Jamaica’s wealth and decadence, the rising power of the environmentalist lobbies in the United States, and Britain’s decidedly low-budget approach to spycraft are shown in detail in this particular novel. Also, James Bond’s relationship with Honeychile borders on (if not actually crossing into the boundary) of pederasty, since while a beautiful (and often unclothed) young woman, she appears to be extremely childlike and perhaps a bit mentally handicapped, and certainly the survivor of a traumatic childhood. One feels deeply uncomfortable about her portrayal as part nymphomaniac and part damaged innocent, especially given the way that James Bond behaves with her. This unsettling portrayal also reflects badly on Ian Fleming himself, obviously.
A few clear points are driven home in the course of this novel. One is that Britain’s days as a colonial power are ending, and largely due to a slack hand and laziness that extends well into the elite, including the Governor as well as M, who blithely disregards any threats to Bond’s life and fails to give him the information and backup he needs. Bond is almost on his own, and if it were not for the desire of Dr. No to make an experiment out of him while being distracted with his lust for money, Bond would have had little chance of survival. After all, Dr. No is among the prototypes of the mastermind villain, with his lengthy speeches, his insane wealth, his eccentric desire for privacy in a master lair, and his extreme ambitions for global power.
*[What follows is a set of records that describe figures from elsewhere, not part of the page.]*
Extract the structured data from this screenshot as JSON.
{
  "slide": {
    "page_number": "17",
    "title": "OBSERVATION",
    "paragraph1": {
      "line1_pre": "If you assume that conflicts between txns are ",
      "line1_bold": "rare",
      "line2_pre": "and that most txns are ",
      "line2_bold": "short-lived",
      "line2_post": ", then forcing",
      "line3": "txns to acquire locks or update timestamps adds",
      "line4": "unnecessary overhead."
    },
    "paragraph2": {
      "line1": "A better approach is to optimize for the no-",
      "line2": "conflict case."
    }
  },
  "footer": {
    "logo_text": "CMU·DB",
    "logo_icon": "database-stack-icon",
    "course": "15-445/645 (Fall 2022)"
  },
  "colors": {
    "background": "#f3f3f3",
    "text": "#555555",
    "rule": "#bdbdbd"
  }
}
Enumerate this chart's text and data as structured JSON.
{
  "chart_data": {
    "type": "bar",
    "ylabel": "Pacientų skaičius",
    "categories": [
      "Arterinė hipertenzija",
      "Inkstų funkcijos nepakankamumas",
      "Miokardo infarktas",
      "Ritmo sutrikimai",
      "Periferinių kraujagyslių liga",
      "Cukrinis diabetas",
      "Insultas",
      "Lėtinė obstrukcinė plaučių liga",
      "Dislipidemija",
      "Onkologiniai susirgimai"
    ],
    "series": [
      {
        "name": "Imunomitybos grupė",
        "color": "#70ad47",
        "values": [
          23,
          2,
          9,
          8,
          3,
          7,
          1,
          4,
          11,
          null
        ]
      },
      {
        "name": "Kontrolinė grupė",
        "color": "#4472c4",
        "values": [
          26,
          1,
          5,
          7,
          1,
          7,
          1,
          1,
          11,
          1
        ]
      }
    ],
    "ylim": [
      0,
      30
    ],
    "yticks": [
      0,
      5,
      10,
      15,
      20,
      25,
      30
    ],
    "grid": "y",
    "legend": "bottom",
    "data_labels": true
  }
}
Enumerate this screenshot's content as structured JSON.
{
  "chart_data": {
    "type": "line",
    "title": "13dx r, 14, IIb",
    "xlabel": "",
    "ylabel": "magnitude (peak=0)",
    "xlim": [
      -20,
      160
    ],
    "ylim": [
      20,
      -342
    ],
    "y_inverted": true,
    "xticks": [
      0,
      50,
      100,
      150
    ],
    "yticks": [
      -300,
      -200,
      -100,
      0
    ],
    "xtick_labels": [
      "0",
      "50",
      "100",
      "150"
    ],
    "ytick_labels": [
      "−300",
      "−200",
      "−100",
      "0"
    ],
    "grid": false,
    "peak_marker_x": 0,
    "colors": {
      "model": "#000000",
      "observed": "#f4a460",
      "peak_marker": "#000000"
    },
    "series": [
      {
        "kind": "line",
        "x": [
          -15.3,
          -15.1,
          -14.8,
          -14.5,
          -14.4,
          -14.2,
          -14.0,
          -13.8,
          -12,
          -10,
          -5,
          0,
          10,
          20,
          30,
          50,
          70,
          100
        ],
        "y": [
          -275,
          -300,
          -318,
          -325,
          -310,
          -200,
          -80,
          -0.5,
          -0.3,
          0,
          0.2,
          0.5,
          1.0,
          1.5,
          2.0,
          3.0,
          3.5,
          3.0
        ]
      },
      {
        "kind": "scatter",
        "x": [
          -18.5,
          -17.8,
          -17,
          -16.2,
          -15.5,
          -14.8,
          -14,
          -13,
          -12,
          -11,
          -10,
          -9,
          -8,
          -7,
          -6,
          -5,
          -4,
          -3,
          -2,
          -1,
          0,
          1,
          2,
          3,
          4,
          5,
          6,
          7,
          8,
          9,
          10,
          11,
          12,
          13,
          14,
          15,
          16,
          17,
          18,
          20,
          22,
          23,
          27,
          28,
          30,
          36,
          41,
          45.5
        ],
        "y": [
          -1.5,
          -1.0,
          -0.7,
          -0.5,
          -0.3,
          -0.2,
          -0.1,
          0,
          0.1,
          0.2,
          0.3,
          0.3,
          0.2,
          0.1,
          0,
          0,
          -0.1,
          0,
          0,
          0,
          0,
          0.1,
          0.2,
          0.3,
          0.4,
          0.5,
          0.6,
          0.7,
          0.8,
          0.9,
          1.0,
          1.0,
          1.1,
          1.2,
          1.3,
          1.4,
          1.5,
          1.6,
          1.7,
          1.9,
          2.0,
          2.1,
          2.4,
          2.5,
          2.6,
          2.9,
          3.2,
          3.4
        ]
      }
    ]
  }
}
James Bond is merely a tough guy with a weakness for voluptuous women and drink with extremely high amounts of courage and luck.
And yet he wins, which means Britain is supposed to be lucky (or blessed) enough to overcome her material limitations in the second half of the “American Century.” Certainly darker readings are possible–it is possible to consider this novel a warning that even Britain’s own colonies are at risk to the workings of evil and that Britain’s own laws and protections of private property rights can be a weakness if that property is held by evil masterminds. It is unclear the extent to which Ian Fleming intended this disturbing and plausible novel to be a warning to his contemporary society, and how much was merely dramatic action, but enough warning remains for even a contemporary reader to find value, if a lot of unpleasant bits, within it. Just as noteworthy, of course, was the way in which the adaptation of this novel served to nearly invent the cliches of evil masterminds which we are so familiar with in movies, due in large part to the imagery of the book itself.